2025-02-17
24 分钟THE Economist.
Hello and welcome to the Intelligence from the Economist.
I'm your host, Jason Palmer.
Every weekday we provide a fresh perspective on the events shaping your world.
Donald Shoup rode a bicycle, but his obsession was traffic, specifically how to make cities more efficient by having the right parking spaces and ways to charge for them.
Our obituaries editor remembers a man who got cities moving.
Before that, though, we're trying to parse a pile of news from a bewildering conference over the weekend.
Excellencies, ladies and gentlemen, dear friend, welcome to this year's Munich Security Conference.
Before we start, for presidents and prime ministers, defense secretaries and spy chiefs, the Munich Security Conference is a huge annual fixture since the 1960s.
This is where a lot of Western diplomacy gets done.
Business deals get struck.
During the coming days, we have to once again deal with Putin's war against Ukraine.

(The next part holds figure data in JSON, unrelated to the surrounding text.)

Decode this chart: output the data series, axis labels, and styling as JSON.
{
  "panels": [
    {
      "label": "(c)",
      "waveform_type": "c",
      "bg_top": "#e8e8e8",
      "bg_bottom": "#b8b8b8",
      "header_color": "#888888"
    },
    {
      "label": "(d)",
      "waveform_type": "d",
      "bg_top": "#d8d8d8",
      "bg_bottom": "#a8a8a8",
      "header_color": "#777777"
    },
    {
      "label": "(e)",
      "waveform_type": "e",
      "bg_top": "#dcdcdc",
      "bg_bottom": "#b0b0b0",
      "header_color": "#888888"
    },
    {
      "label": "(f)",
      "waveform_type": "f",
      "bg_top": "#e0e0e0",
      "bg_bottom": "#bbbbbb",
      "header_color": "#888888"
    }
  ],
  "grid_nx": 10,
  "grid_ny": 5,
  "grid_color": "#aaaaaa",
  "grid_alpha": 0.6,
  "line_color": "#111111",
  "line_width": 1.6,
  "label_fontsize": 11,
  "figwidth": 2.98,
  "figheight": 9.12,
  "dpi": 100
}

I warmly welcome the Ukrainian delegation, but.
The meeting doesn't often make for big global headlines.
This year, though, this year was a news gusher on defense cooperation, on Ukraine negotiations, on flying the flag for Europe's hard right.
The Trump administration threw into question what Munich types had for decades taken for granted.
And as ever, the question is how seriously or literally to take it all.
Our editor in chief, Zanny Minton Beddoes, and our defense editor, Shashank Joshi, are just back from the conference.
Zanny Shashank, hi.
Thanks very much for making the time today.